A princípio, Vespasiano riu e recusou-se. Quando eles insistiram, ele hesitou. Por um momento, ficou preocupado em ser acusado de vaidade, caso falhasse. Depois, os apelos urgentes das vítimas e das pessoas em volta do imperador fizeram-no desejar executar se curas. Finalmente, ele solicitou a opinião dos médicos sobre se uma cegueira e uma atrofia daquele tipo poderiam ser curadas por meios humanos. Os médicos foram eloqüentes sobre várias possibilidades. A visão do homem cego não estava completamente destruída e se certos impedimentos fossem removidos, sua visão retornaria. O membro da outra vítima havia sido deslocado, mas poderia ser colocado no lugar com o tratamento correto.

Talvez aquela fosse a vontade dos deuses, eles acrescentaram; talvez o imperador tivesse sido escolhido para exercer um milagre. De qualquer maneira, se houvesse cura, o crédito iria para ele. Se ela não acontecesse, os pobres coitados teriam que suportar o ridículo.

Então, Vespasiano pressentiu que o destino lhe fornecido a chave para todas as portas e que nada agora desafiava a crença. Com uma expressão sorridente e cercado por uma multidão ansiosa de expectadores, ele fez o que lhe era pedido. Instantaneamente, o aleijado recuperou o movimento da mão e a luz do dia raiava novamente para seu companheiro cego.

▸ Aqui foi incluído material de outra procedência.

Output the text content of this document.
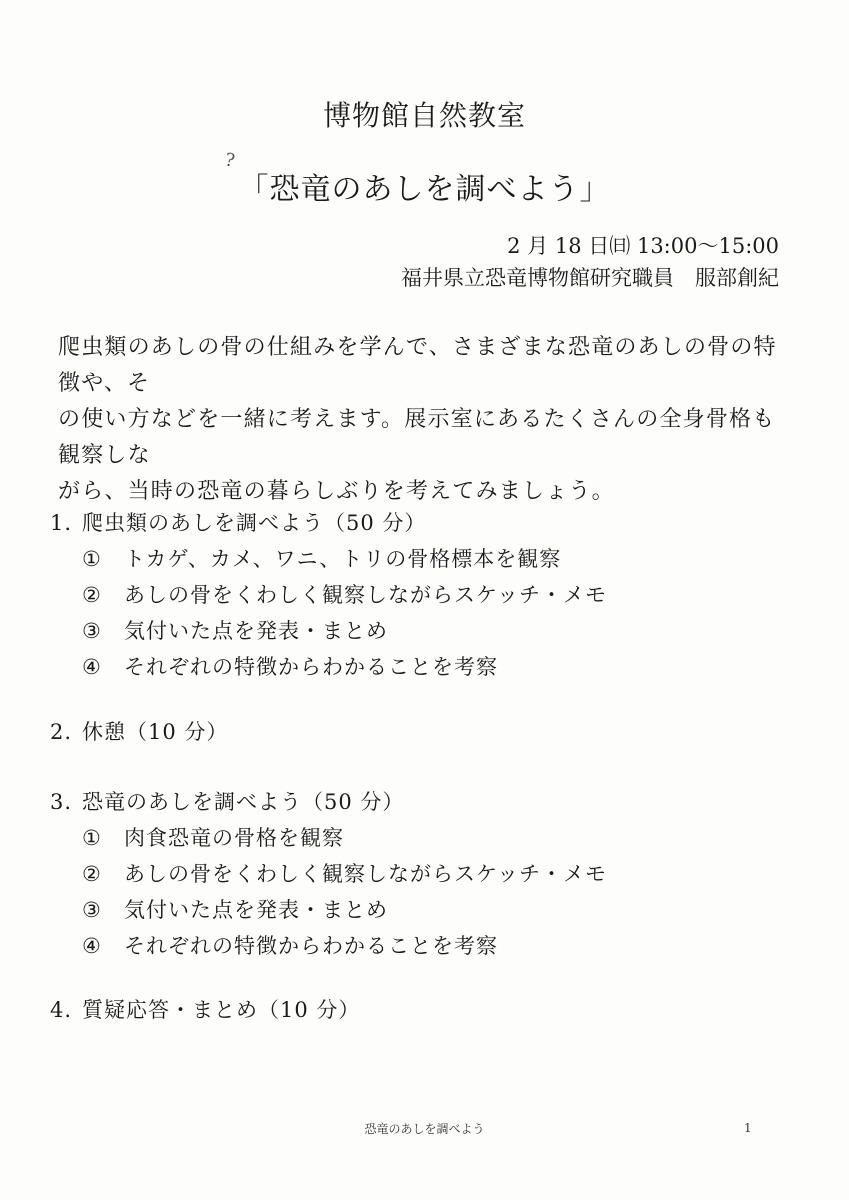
博物館自然教室
?
「恐竜のあしを調べよう」
2 月 18 日㈰ 13:00〜15:00
福井県立恐竜博物館研究職員　服部創紀

爬虫類のあしの骨の仕組みを学んで、さまざまな恐竜のあしの骨の特徴や、そ

の使い方などを一緒に考えます。展示室にあるたくさんの全身骨格も観察しな

がら、当時の恐竜の暮らしぶりを考えてみましょう。

1. 爬虫類のあしを調べよう（50 分）
① トカゲ、カメ、ワニ、トリの骨格標本を観察
② あしの骨をくわしく観察しながらスケッチ・メモ
③ 気付いた点を発表・まとめ
④ それぞれの特徴からわかることを考察
2. 休憩（10 分）
3. 恐竜のあしを調べよう（50 分）
① 肉食恐竜の骨格を観察
② あしの骨をくわしく観察しながらスケッチ・メモ
③ 気付いた点を発表・まとめ
④ それぞれの特徴からわかることを考察
4. 質疑応答・まとめ（10 分）
恐竜のあしを調べよう	1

A proximidade do homem de um deus podia garantir-lhe o poder de curar e até mesmo de ressuscitar. Filóstrato narra como Apolônio de Tiana, o qual vivera no primeiro século de nossa era, curou um rapaz possuído por um demônio. Em diferentes momentos, um homem manco, outro cego e outro com uma mão atrofiada, foram curados. Em Atenas, perturbado pela presença de um jovem possuído, Apolônio o encarou e o demônio gritou com medo e ódio. Ao fim, o demônio declarou que sairia do corpo do rapaz e jamais possuiria ninguém. Quando Apolônio ordenou que saísse e demonstrasse de maneira visível que não mais possuía o jovem, o demônio obedeceu fazendo tombar uma das estátuas do pórtico. Em seguida, o possuído esfregou os olhos como se tivesse sido acordado de um sonho e estava perfeitamente curado. No mesmo documento, Filóstrato narra como Apolônio, como Asclepiades, teria restaurado a saúde de uma jovem que aparentemente morrera durante seu casamento. Nessa narrativa, contudo, há certa dúvida se a jovem estava realmente viva ou se já havia morrido quando Apolônio se aproximou dela:

Uma moça morrera bem na hora de seu casamento e o noivo seguia o carro funerário em lamento como era natural por não ter consumado o matrimônio. Toda Roma lamentava ao seu lado, pois a donzela pertencia a uma família de cônsules. Então, Apolônio, vendo sua tristeza, disse: “Desçam o carro, pois eu cessarei as lágrimas derramadas por vocês por esta jovem”.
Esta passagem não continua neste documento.